Par un jugement n°1404297-1500797-1601069 du 20 septembre 2016, le tribunal administratif d'Orléans a rejeté ses demandes.
Procédure devant la cour :
Par une requête et un mémoire, enregistrés les 15 novembre 2016, 13 octobre 2017 et 12 octobre 2018, la société Supergel 28, représentée par MeA..., demande à la cour :
1°) d'annuler ce jugement ;
2°) de faire droit à ses demandes ;
3°) de mettre à la charge de l'Etat une somme de 5 000 euros sur le fondement de l'article L. 761-1 du code de justice administrative.
Elle soutient que :
- les premiers juges ont inversé les règles de dévolution de la preuve en estimant qu'il lui revenait, et non à l'administration fiscale, d'apporter la preuve que la cession intervenue le 22 juin 2005 portait sur un immeuble nu ;
- l'administration fiscale ne pouvait pas appliquer la valeur locative plancher prévue à l'article 1518 B du code général des impôts lors du rachat de l'immeuble au moment de la levée de l'option du contrat bail immobilier dans la mesure où l'opération de crédit-bail portait exclusivement sur des murs et qu'aucun matériel de production ou installation technique n'a été cédé ; l'acte notarié de cette cession ne fait état d'aucun autre bien tels qu'installation, agencement ou matériels nécessaires à l'exploitation de l'entrepôt ; l'isolation, la machinerie et l'ensemble du circuit de refroidissement ainsi que les installations électriques et téléphoniques, le matériel de stockage et le matériel nécessaires à l'exploitation appartiennent à la société Supergel 28 ;
- la sociétéB..., en tant que société immobilière pour le commerce et l'industrie, ne peut exercer une autre activité que la location d'immeubles nus par voie de location simple ou dans le cadre d'opérations de crédit-bail ainsi que le prévoient les dispositions de l'ordonnance n°67-837 du 28 septembre 1967, de sorte que l'article 1518 B du code général des impôts ne peut recevoir application.
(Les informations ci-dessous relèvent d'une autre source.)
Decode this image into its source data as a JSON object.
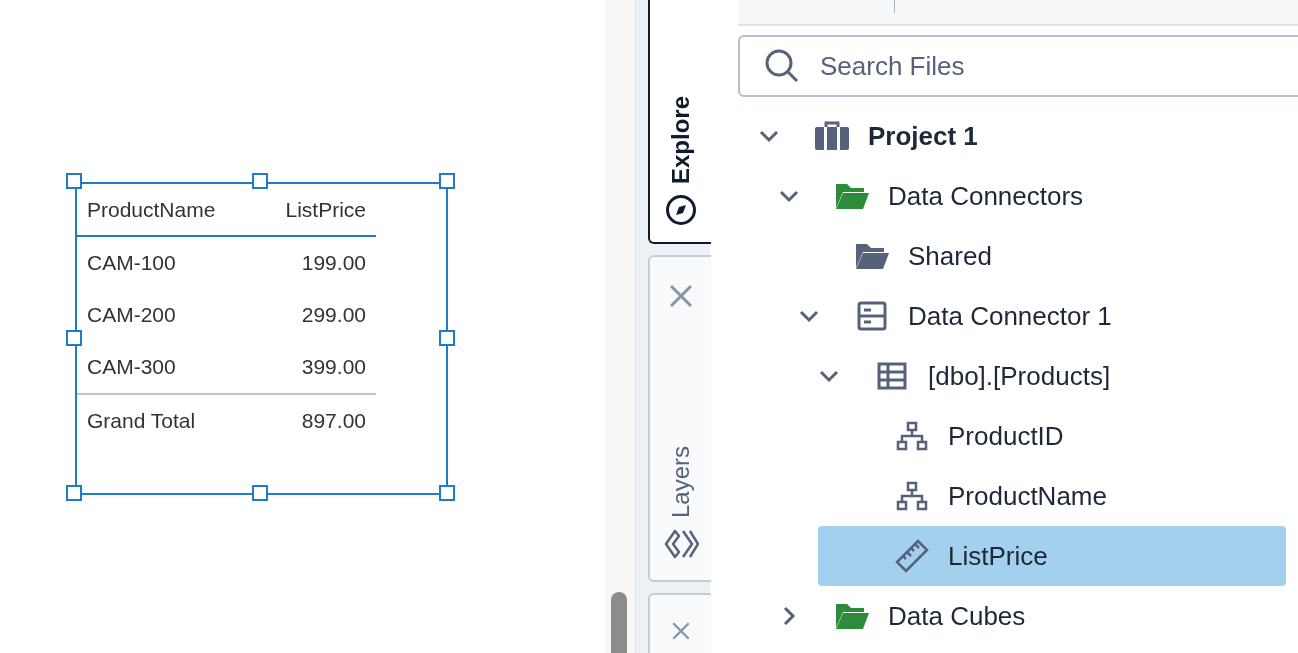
{
  "report_table": {
    "columns": [
      "ProductName",
      "ListPrice"
    ],
    "rows": [
      [
        "CAM-100",
        "199.00"
      ],
      [
        "CAM-200",
        "299.00"
      ],
      [
        "CAM-300",
        "399.00"
      ]
    ],
    "total": [
      "Grand Total",
      "897.00"
    ]
  },
  "side_tabs": [
    {
      "label": "Explore",
      "selected": true,
      "closable": false
    },
    {
      "label": "Layers",
      "selected": false,
      "closable": true
    },
    {
      "selected": false,
      "closable": true
    }
  ],
  "search": {
    "placeholder": "Search Files"
  },
  "tree": [
    {
      "label": "Project 1",
      "kind": "project",
      "expanded": true,
      "selected": false,
      "children": [
        {
          "label": "Data Connectors",
          "kind": "folder-green",
          "expanded": true,
          "selected": false,
          "children": [
            {
              "label": "Shared",
              "kind": "folder",
              "selected": false
            },
            {
              "label": "Data Connector 1",
              "kind": "connector",
              "expanded": true,
              "selected": false,
              "children": [
                {
                  "label": "[dbo].[Products]",
                  "kind": "table",
                  "expanded": true,
                  "selected": false,
                  "children": [
                    {
                      "label": "ProductID",
                      "kind": "hierarchy",
                      "selected": false
                    },
                    {
                      "label": "ProductName",
                      "kind": "hierarchy",
                      "selected": false
                    },
                    {
                      "label": "ListPrice",
                      "kind": "measure",
                      "selected": true
                    }
                  ]
                }
              ]
            }
          ]
        },
        {
          "label": "Data Cubes",
          "kind": "folder-green",
          "expanded": false,
          "selected": false
        }
      ]
    }
  ]
}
Par un mémoire en défense, enregistré le 20 mars 2017, le ministre de l'action et des comptes publics conclut au rejet de la requête.
Il fait valoir que :
- le fait que le statut de société immobilière pour le commerce et l'industrie interdit la location de locaux équipés est sans incidence sur le fait que l'immeuble cédé est un immeuble équipé d'un minimum de moyens d'exploitation ;
- les moyens présentés ne sont pas fondés.
II. Vu, sous le n°18NT02740, la procédure suivante :
Procédure contentieuse antérieure :
La société Supergel 28 a demandé au tribunal administratif d'Orléans de prononcer la décharge de la cotisation supplémentaire de taxe professionnelle mise à sa charge au titre de l'année 2009 et des suppléments de cotisation foncière des entreprises auxquels elle a été assujettie au titre des années 2010 à 2012.
Par un jugement n°1400331 du 22 mai 2014, le tribunal administratif d'Orléans a prononcé la décharge des rappels de taxe foncière et de contribution économique des entreprises auxquelles elle a été assujettie au titre des années 2009 à 2012.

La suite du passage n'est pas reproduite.